To this logic we can only reply: even if there “can’t be” any real design in nature, it is absurdly, spectacularly, blindingly obvious that there is. And that is becoming more obvious with each new biological and biochemical discovery.

A Stalemate Over Design

And so what David Berlinski calls a “stalemate” exists: we may never be able to convince the scientific majority that a designer could exist even if they can’t explain him. But I would be very satisfied if we could just get the general public to understand what the debate is really about, because most lay people have not ruled out the possibility that a designer could exist who is beyond scientific understanding.

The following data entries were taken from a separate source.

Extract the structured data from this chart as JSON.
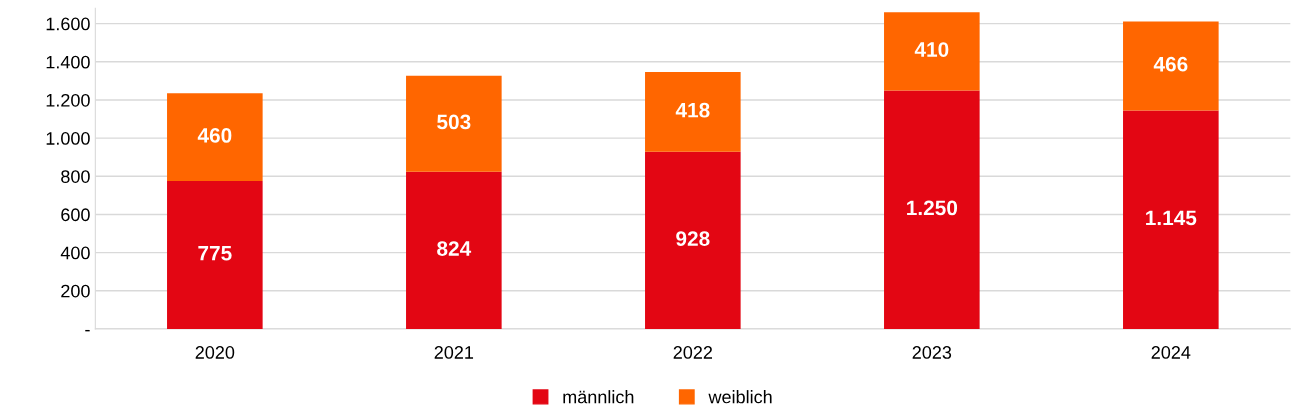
{
  "chart_data": {
    "type": "bar",
    "stacked": true,
    "categories": [
      "2020",
      "2021",
      "2022",
      "2023",
      "2024"
    ],
    "series": [
      {
        "name": "männlich",
        "color": "#e30613",
        "values": [
          775,
          824,
          928,
          1250,
          1145
        ],
        "value_labels": [
          "775",
          "824",
          "928",
          "1.250",
          "1.145"
        ]
      },
      {
        "name": "weiblich",
        "color": "#ff6600",
        "values": [
          460,
          503,
          418,
          410,
          466
        ],
        "value_labels": [
          "460",
          "503",
          "418",
          "410",
          "466"
        ]
      }
    ],
    "ylim": [
      0,
      1680
    ],
    "yticks": [
      {
        "value": 0,
        "label": "-"
      },
      {
        "value": 200,
        "label": "200"
      },
      {
        "value": 400,
        "label": "400"
      },
      {
        "value": 600,
        "label": "600"
      },
      {
        "value": 800,
        "label": "800"
      },
      {
        "value": 1000,
        "label": "1.000"
      },
      {
        "value": 1200,
        "label": "1.200"
      },
      {
        "value": 1400,
        "label": "1.400"
      },
      {
        "value": 1600,
        "label": "1.600"
      }
    ],
    "grid": "y",
    "legend": "bottom"
  }
}
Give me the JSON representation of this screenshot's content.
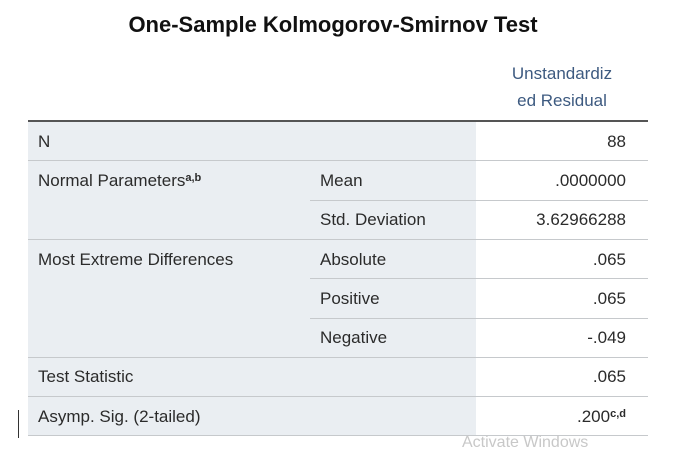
{
  "header": {
    "title": "One-Sample Kolmogorov-Smirnov Test",
    "column": [
      "Unstandardiz",
      "ed Residual"
    ]
  },
  "table": {
    "groups": [
      {
        "label": "N",
        "items": [
          {
            "value": "88"
          }
        ]
      },
      {
        "label": "Normal Parameters",
        "sup": "a,b",
        "items": [
          {
            "sub": "Mean",
            "value": ".0000000"
          },
          {
            "sub": "Std. Deviation",
            "value": "3.62966288"
          }
        ]
      },
      {
        "label": "Most Extreme Differences",
        "items": [
          {
            "sub": "Absolute",
            "value": ".065"
          },
          {
            "sub": "Positive",
            "value": ".065"
          },
          {
            "sub": "Negative",
            "value": "-.049"
          }
        ]
      },
      {
        "label": "Test Statistic",
        "items": [
          {
            "value": ".065"
          }
        ]
      },
      {
        "label": "Asymp. Sig. (2-tailed)",
        "items": [
          {
            "value": ".200",
            "sup": "c,d"
          }
        ]
      }
    ]
  },
  "watermark": "Activate Windows"
}
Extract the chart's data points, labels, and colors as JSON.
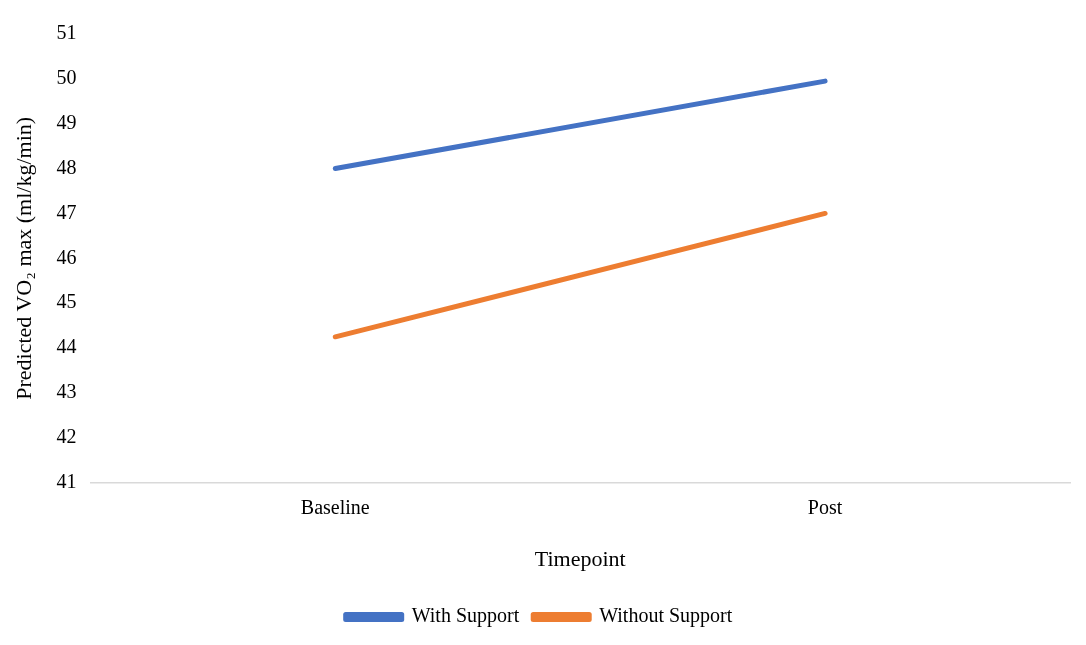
{
  "chart_data": {
    "type": "line",
    "xlabel": "Timepoint",
    "ylabel": "Predicted VO₂ max (ml/kg/min)",
    "categories": [
      "Baseline",
      "Post"
    ],
    "series": [
      {
        "name": "With Support",
        "color": "#4472c4",
        "values": [
          48.0,
          49.95
        ]
      },
      {
        "name": "Without Support",
        "color": "#ed7d31",
        "values": [
          44.25,
          47.0
        ]
      }
    ],
    "ylim": [
      41,
      51
    ],
    "yticks": [
      41,
      42,
      43,
      44,
      45,
      46,
      47,
      48,
      49,
      50,
      51
    ],
    "grid": false,
    "legend": "bottom",
    "marker": "none",
    "line_style": "solid"
  }
}
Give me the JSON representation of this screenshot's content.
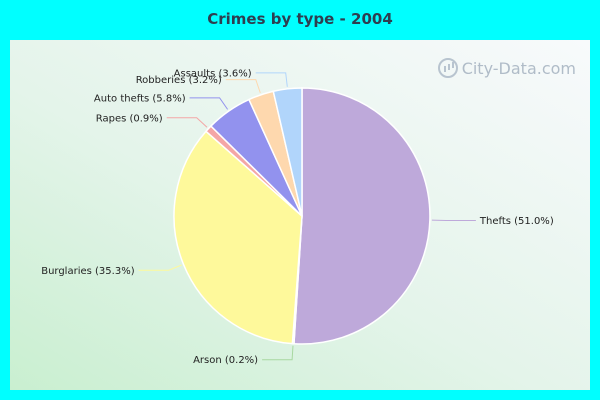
{
  "chart_data": {
    "type": "pie",
    "title": "Crimes by type - 2004",
    "legend": "none",
    "slices": [
      {
        "label": "Thefts",
        "value": 51.0,
        "display": "Thefts (51.0%)",
        "color": "#bea9da"
      },
      {
        "label": "Arson",
        "value": 0.2,
        "display": "Arson (0.2%)",
        "color": "#a8d8a0"
      },
      {
        "label": "Burglaries",
        "value": 35.3,
        "display": "Burglaries (35.3%)",
        "color": "#fef99b"
      },
      {
        "label": "Rapes",
        "value": 0.9,
        "display": "Rapes (0.9%)",
        "color": "#f4a6a6"
      },
      {
        "label": "Auto thefts",
        "value": 5.8,
        "display": "Auto thefts (5.8%)",
        "color": "#9292ee"
      },
      {
        "label": "Robberies",
        "value": 3.2,
        "display": "Robberies (3.2%)",
        "color": "#fed8ae"
      },
      {
        "label": "Assaults",
        "value": 3.6,
        "display": "Assaults (3.6%)",
        "color": "#b1d5fb"
      }
    ]
  },
  "watermark": {
    "text": "City-Data.com",
    "icon": "city-data-logo-icon"
  }
}
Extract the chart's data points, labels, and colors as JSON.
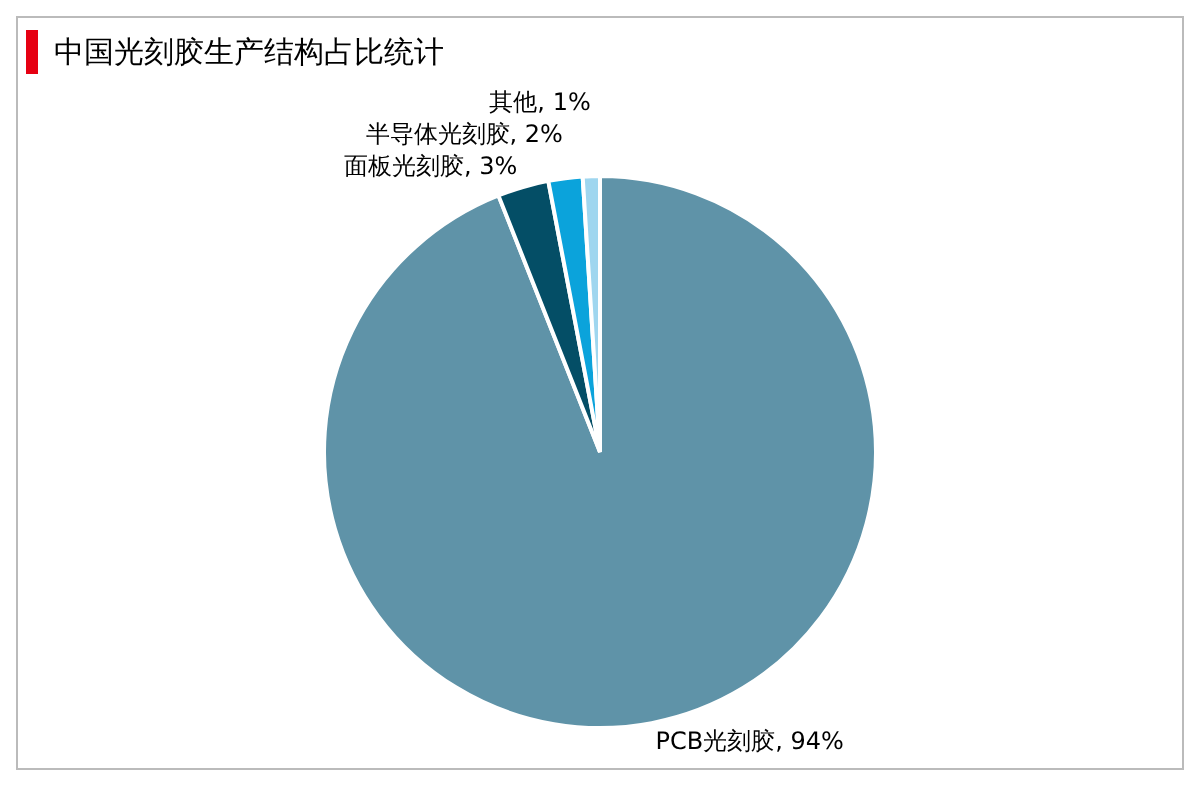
{
  "chart_data": {
    "type": "pie",
    "title": "中国光刻胶生产结构占比统计",
    "categories": [
      "PCB光刻胶",
      "面板光刻胶",
      "半导体光刻胶",
      "其他"
    ],
    "values": [
      94,
      3,
      2,
      1
    ],
    "colors": [
      "#5f93a8",
      "#044e66",
      "#0ba3db",
      "#9fd6ef"
    ],
    "value_labels": [
      ", 94%",
      ", 3%",
      ", 2%",
      ", 1%"
    ]
  }
}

So it is very interesting to see that evidence is now being uncovered that not only are the laws of nature, and the conditions on Earth, “fine-tuned” for life, they are also fine-tuned for scientific discovery and for the development of technology, as Guillermo Gonzalez, Jay Richards, Michael Denton, and others have shown. My video “A Summary of the Evidence for Intelligent Design” includes some discussion of this evidence, and the “Study Guide” (Section 2b) for the video includes links to other videos with more details. 

But the reason this evidence of “fine-tuning for discovery” is so satisfying to me is not just because it defeats the anthropic principle — that is, the idea that “the laws and constants of physics in our universe are so fine-tuned for life because otherwise we would not be here to wonder about it.” Who could take that seriously anyway? It is because it shows those scientists who insist that nothing could possibly be beyond the reach of their science, that the reason they have been able to reach so far with that science in the first place is because an intelligent design made it possible!